No, I don’t want to discourage the students, absolutely not. They need nothing but encouragement, more than anything else. And I don’t even tell them these things. They are sort of my own secret.

Students may see this and your secret will be out.

(laughing) I will never be all right. I hope it won’t discourage the students.

Do you think a student could be discouraged by what somebody else says? Do you think that it is necessary that a student should fight his… or her way (there are also women, of course)? Do you think that if you could discourage a person from becoming a painter…that this person would not want to become a painter? Do you think they could fight their way through you?

Yes, I hope that they would do. But I have never discouraged anybody…

Your own teachers, were they always encouraging when you were a young man?

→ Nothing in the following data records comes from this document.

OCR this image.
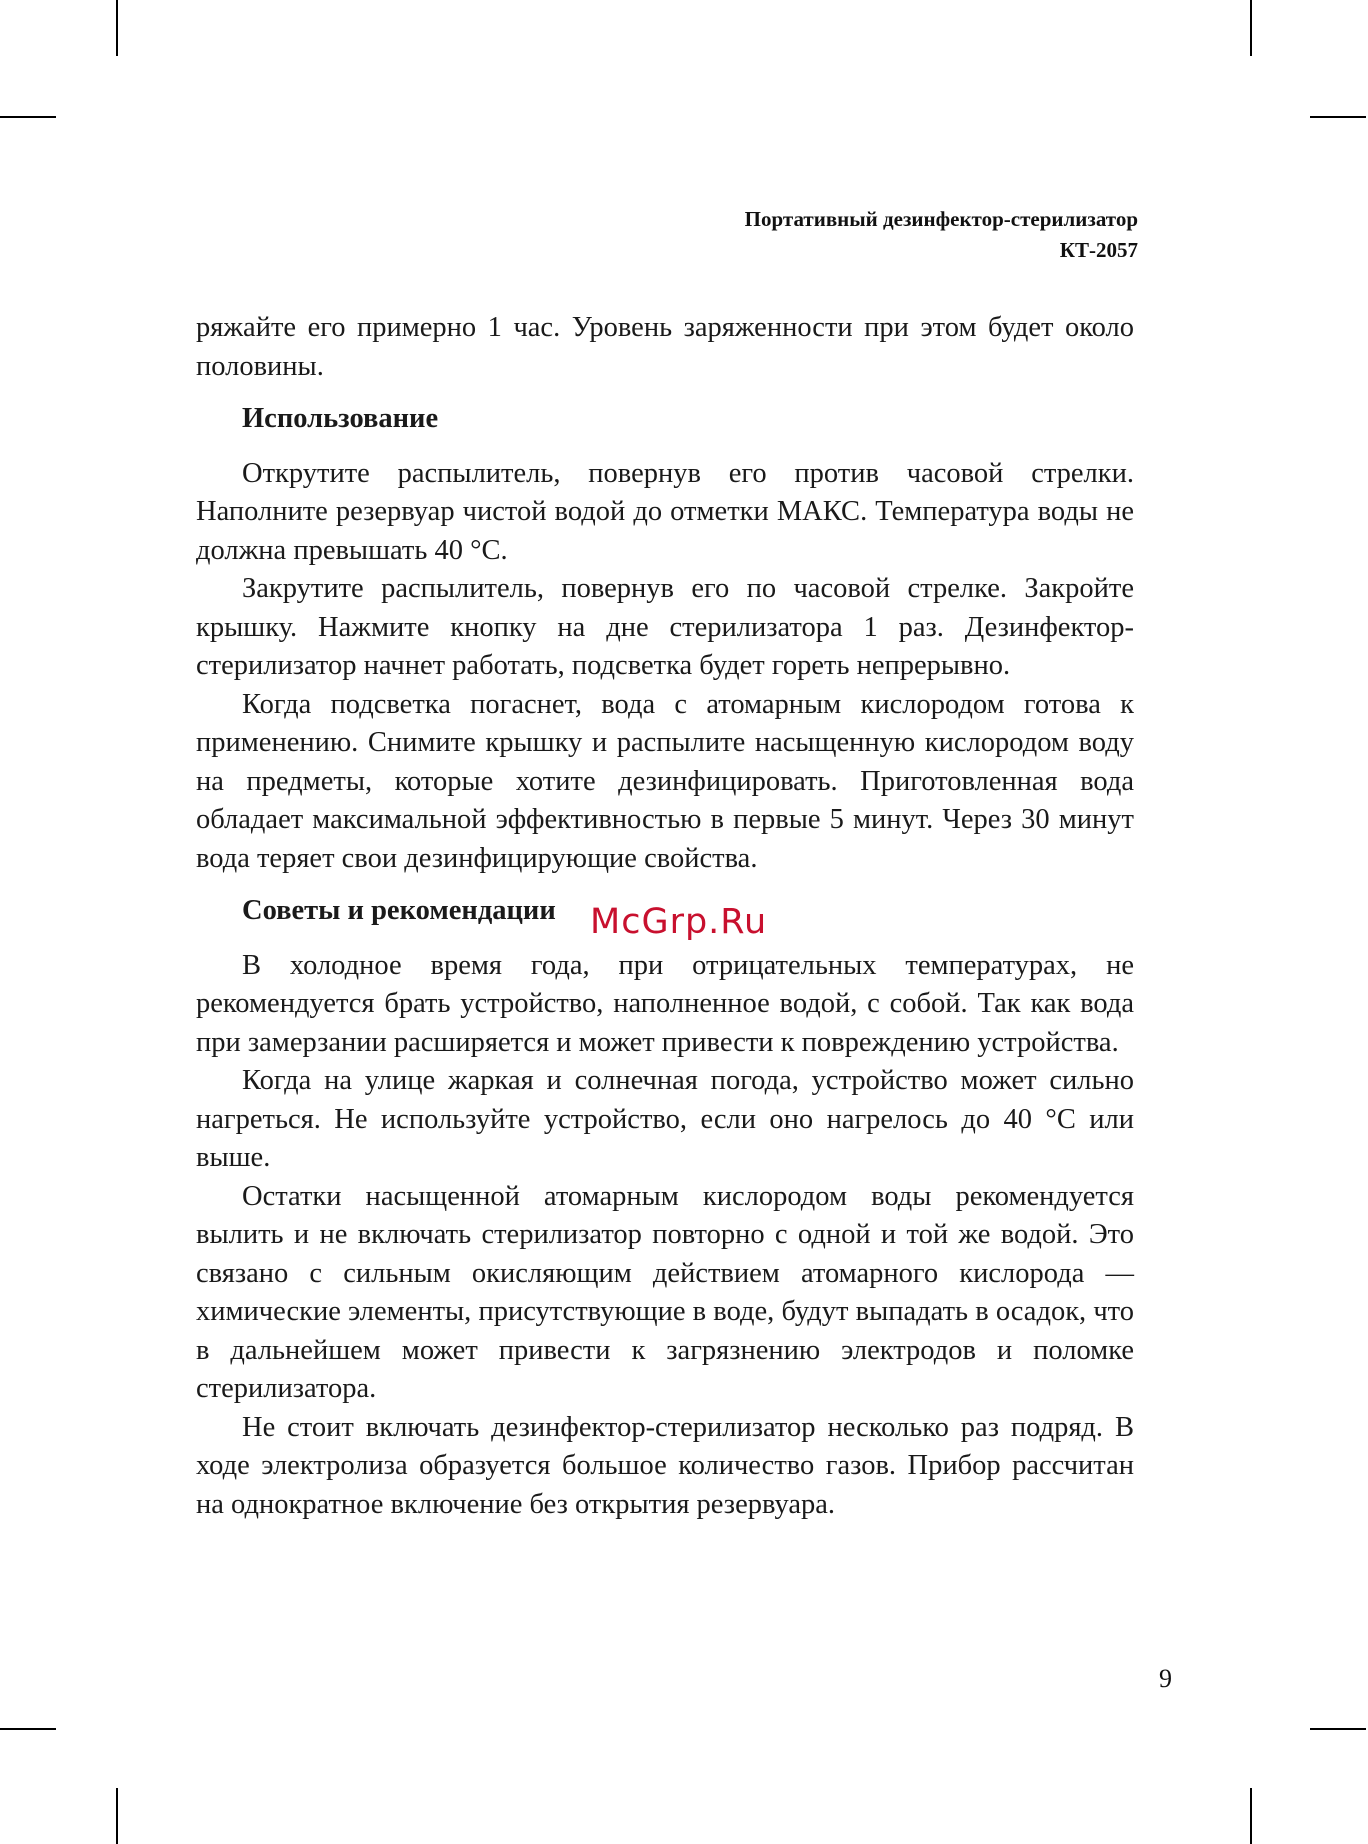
Портативный дезинфектор-стерилизатор
КТ-2057

ряжайте его примерно 1 час. Уровень заряженности при этом будет около половины.

Использование

Открутите распылитель, повернув его против часовой стрелки. Наполните резервуар чистой водой до отметки МАКС. Температура воды не должна превышать 40 °С.

Закрутите распылитель, повернув его по часовой стрелке. Закройте крышку. Нажмите кнопку на дне стерилизатора 1 раз. Дезинфектор-стерилизатор начнет работать, подсветка будет гореть непрерывно.

Когда подсветка погаснет, вода с атомарным кислородом готова к применению. Снимите крышку и распылите насыщенную кислородом воду на предметы, которые хотите дезинфицировать. Приготовленная вода обладает максимальной эффективностью в первые 5 минут. Через 30 минут вода теряет свои дезинфицирующие свойства.

Советы и рекомендации

В холодное время года, при отрицательных температурах, не рекомендуется брать устройство, наполненное водой, с собой. Так как вода при замерзании расширяется и может привести к повреждению устройства.

Когда на улице жаркая и солнечная погода, устройство может сильно нагреться. Не используйте устройство, если оно нагрелось до 40 °С или выше.

Остатки насыщенной атомарным кислородом воды рекомендуется вылить и не включать стерилизатор повторно с одной и той же водой. Это связано с сильным окисляющим действием атомарного кислорода — химические элементы, присутствующие в воде, будут выпадать в осадок, что в дальнейшем может привести к загрязнению электродов и поломке стерилизатора.

Не стоит включать дезинфектор-стерилизатор несколько раз подряд. В ходе электролиза образуется большое количество газов. Прибор рассчитан на однократное включение без открытия резервуара.

McGrp.Ru
9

I tell you they were not. No.

Why did you persist?

Well, I had that certain drive and conviction that nothing could be in my way. But I must say this: they were terrific teachers, very severe but very good, very good. They never liked what you did of course. And I once did a self portrait which was obviously done by myself. The professor came in and said: “Who did that awful self portrait?” (laughing)

Just by the way of finishing I would like to ask you: are you involved in activities as a social human being in the society you live in? In the news, the …what interests do you have that take you out of the studio?

Well, I go very much to museums.

But that’s almost too closely related to yourself.

Yes, it is. Well, I am member of the National Academy and the Audubon Society and this sort of thing. I think it’s all the same. It goes with the studio and with the work.

So you have never been thinking you could have been a musician instead of a painter?

No, I could never have been a musician.

Or anything else? An architect maybe?

I thought about that in the beginning. But I found out very, very quickly that painting is it. That is it.

And that is what you are going to end up with?

Exactly. Absolutely.

Thank you Eric Eisenburger!

Isenburger! (laughing)


This interview was made on September 12th 1975 in the studio of Eric Isenburger in New York City.